Derisking private sector investment in new markets
Underlying CTF funding is the belief that it can create a virtuous circle of investment and confidence building, leading to a snowball effect. In practical terms, the fund reduces first-mover risk, enables investors to achieve higher debt-to-equity ratios than are common in the commercial sector, and offers attractive fixed repayment rates, rather than more usual, and less predictable, floating rates.Sparking appetite for new projects
By December 2023, CIF and ADB had approved $80.6 million in finance for Thai renewable energy projects, leading to $506 million of co-financing, of which $354 million came from the private sector.
The impact of these commitments is plain to see:
• Thailand’s installed wind capacity rose seven-fold over just eight years - from 225MW in 2014 to 1 545MW in 2021.
• Solar capacity jumped from 1 304MW to 3 065MW over the same period.
• By 2022, renewable energy sources (including hydropower) provided 17.9% of the country’s electricity.
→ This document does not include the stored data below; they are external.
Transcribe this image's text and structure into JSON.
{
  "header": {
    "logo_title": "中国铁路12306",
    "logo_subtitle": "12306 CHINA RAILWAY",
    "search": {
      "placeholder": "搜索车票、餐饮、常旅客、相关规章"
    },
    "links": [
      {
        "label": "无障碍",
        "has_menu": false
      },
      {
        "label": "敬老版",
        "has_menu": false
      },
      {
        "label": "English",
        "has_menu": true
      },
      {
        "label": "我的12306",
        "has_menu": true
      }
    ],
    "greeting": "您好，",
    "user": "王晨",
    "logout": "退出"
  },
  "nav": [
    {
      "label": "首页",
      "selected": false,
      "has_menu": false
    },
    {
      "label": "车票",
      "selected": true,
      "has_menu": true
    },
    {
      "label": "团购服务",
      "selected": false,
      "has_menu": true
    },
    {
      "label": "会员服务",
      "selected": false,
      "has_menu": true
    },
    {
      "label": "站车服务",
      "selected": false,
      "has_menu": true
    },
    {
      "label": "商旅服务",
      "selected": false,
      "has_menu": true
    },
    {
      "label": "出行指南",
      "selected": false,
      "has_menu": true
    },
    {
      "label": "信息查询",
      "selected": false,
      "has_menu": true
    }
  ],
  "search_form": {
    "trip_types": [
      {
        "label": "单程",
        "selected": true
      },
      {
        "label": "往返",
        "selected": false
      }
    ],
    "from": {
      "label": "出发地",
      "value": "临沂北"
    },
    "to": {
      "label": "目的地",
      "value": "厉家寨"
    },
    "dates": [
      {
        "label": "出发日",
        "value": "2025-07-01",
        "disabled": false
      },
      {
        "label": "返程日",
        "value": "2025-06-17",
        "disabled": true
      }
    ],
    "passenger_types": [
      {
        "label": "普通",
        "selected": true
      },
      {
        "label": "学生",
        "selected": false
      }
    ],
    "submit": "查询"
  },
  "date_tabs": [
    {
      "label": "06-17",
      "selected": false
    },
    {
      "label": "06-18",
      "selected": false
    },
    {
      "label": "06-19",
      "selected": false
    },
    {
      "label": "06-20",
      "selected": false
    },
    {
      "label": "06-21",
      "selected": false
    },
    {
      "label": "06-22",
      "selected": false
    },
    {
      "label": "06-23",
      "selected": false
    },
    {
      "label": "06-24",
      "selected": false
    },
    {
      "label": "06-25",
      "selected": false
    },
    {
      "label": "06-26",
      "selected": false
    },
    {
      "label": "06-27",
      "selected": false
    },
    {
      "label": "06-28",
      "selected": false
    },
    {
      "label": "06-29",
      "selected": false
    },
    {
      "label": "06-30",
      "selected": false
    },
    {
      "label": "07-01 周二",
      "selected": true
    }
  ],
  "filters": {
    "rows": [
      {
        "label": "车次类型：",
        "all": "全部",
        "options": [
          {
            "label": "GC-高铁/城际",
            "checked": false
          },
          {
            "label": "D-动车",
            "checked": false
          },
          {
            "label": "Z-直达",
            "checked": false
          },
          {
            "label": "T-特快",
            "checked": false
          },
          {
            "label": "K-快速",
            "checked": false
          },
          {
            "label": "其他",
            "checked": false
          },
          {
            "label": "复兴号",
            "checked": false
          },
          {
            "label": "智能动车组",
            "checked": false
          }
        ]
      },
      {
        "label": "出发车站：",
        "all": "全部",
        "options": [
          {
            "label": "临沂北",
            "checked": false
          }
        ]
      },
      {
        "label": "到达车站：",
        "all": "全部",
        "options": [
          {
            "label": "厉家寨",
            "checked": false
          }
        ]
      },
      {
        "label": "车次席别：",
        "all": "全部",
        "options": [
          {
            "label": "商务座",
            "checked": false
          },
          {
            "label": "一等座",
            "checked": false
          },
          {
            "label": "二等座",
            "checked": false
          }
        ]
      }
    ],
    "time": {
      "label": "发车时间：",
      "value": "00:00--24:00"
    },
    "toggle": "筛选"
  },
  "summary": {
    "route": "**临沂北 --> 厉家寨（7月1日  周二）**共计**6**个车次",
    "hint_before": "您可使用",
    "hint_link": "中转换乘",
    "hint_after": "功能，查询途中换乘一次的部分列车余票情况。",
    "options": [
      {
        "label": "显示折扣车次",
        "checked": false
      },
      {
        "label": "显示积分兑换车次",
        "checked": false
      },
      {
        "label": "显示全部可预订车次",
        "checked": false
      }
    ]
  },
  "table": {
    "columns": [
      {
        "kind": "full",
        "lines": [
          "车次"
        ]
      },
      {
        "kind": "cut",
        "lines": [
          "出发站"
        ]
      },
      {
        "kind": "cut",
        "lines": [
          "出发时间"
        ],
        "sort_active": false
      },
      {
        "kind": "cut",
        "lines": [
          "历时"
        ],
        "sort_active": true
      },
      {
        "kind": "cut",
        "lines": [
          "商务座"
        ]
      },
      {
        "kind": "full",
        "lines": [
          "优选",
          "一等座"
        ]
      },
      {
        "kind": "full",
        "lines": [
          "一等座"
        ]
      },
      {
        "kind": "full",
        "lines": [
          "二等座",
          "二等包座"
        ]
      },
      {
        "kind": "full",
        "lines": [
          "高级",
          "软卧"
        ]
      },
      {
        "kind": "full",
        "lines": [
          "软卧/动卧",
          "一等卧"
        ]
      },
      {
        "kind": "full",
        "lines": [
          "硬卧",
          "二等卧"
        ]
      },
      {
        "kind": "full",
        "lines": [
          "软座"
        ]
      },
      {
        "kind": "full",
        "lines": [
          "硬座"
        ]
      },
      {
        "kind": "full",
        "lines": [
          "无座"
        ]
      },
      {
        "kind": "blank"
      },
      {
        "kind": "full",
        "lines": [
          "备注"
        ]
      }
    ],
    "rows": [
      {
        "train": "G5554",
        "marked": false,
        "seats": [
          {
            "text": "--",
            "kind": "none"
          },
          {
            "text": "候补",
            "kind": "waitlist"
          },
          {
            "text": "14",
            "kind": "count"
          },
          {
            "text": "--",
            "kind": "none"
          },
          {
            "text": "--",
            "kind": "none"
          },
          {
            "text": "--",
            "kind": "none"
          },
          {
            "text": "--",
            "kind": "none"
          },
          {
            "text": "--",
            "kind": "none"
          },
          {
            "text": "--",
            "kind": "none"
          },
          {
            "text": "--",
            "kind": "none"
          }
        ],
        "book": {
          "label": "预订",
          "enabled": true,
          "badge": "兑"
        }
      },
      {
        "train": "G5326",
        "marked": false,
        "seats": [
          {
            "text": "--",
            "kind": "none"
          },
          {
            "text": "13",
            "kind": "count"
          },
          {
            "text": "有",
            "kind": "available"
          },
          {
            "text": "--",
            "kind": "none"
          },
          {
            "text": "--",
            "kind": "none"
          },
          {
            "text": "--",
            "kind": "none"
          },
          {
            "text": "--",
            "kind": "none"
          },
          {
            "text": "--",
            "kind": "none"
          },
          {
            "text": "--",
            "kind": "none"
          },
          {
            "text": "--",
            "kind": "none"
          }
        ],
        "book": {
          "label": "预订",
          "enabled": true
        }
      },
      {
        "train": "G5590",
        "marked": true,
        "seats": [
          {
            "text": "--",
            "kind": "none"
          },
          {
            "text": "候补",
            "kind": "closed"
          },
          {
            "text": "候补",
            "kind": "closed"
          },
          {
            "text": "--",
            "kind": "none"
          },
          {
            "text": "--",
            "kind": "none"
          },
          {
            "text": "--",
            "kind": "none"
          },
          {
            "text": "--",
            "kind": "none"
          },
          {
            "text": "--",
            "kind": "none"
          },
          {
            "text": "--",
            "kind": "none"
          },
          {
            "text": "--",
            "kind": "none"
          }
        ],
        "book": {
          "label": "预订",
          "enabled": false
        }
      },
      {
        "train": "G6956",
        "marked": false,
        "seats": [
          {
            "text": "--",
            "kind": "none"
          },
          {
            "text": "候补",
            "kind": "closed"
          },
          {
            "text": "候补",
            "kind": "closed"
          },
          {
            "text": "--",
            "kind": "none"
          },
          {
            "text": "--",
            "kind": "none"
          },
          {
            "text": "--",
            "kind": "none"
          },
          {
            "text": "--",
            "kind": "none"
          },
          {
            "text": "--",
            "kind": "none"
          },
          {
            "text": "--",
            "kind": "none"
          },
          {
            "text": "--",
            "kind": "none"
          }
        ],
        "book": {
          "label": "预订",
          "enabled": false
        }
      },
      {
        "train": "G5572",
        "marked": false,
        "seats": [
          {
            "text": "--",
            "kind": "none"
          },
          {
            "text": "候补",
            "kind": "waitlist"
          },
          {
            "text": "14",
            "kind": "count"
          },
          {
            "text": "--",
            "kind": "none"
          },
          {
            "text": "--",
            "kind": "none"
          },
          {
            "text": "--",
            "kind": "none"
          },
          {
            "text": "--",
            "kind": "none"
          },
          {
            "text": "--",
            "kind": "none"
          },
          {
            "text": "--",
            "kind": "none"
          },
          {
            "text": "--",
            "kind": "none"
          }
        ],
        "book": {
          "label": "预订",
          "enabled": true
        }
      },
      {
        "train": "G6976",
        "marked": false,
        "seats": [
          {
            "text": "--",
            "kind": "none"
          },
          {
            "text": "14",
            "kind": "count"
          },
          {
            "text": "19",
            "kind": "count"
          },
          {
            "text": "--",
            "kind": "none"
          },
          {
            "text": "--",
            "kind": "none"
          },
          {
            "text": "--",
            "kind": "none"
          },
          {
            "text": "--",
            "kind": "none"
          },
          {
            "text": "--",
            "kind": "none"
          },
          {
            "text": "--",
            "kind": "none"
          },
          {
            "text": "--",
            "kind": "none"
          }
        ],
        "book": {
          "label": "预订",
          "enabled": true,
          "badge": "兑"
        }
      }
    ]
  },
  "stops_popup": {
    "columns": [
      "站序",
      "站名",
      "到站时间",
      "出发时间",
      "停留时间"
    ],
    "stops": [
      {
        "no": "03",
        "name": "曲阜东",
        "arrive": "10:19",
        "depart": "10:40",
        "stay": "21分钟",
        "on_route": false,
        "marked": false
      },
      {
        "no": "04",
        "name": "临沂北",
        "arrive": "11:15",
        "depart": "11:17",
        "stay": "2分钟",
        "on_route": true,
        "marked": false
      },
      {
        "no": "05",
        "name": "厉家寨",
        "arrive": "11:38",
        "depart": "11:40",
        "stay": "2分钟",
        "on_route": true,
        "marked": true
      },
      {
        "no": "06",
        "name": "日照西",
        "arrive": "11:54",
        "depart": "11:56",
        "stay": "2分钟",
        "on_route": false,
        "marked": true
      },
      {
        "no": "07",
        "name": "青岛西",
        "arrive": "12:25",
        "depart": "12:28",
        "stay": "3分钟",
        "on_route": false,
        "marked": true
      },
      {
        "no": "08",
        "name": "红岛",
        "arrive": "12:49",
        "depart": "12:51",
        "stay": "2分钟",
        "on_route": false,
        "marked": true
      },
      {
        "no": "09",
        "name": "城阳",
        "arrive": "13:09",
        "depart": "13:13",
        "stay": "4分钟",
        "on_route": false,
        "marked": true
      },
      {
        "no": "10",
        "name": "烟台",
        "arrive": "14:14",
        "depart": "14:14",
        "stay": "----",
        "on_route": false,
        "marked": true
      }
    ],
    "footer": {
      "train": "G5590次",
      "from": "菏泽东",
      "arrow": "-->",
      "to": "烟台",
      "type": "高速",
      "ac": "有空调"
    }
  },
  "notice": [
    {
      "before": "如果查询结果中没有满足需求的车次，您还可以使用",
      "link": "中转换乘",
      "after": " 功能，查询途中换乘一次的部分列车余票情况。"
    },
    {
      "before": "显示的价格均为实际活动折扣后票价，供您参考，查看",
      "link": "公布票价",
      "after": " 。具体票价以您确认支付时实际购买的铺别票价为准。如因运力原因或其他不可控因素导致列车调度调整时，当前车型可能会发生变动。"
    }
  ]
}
Progress on Thailand’s renewable energy transition slowed due to the impacts of the global Covid pandemic, but the direction of travel has remained the same. Indeed, the country’s Long-Term Low Greenhouse Gas Emission Strategy targets 65% solar and wind power by 2060. That ambition reflects both Thailand’s dynamism and the potential of private and concessional finance, working together, to achieve transformative outcomes.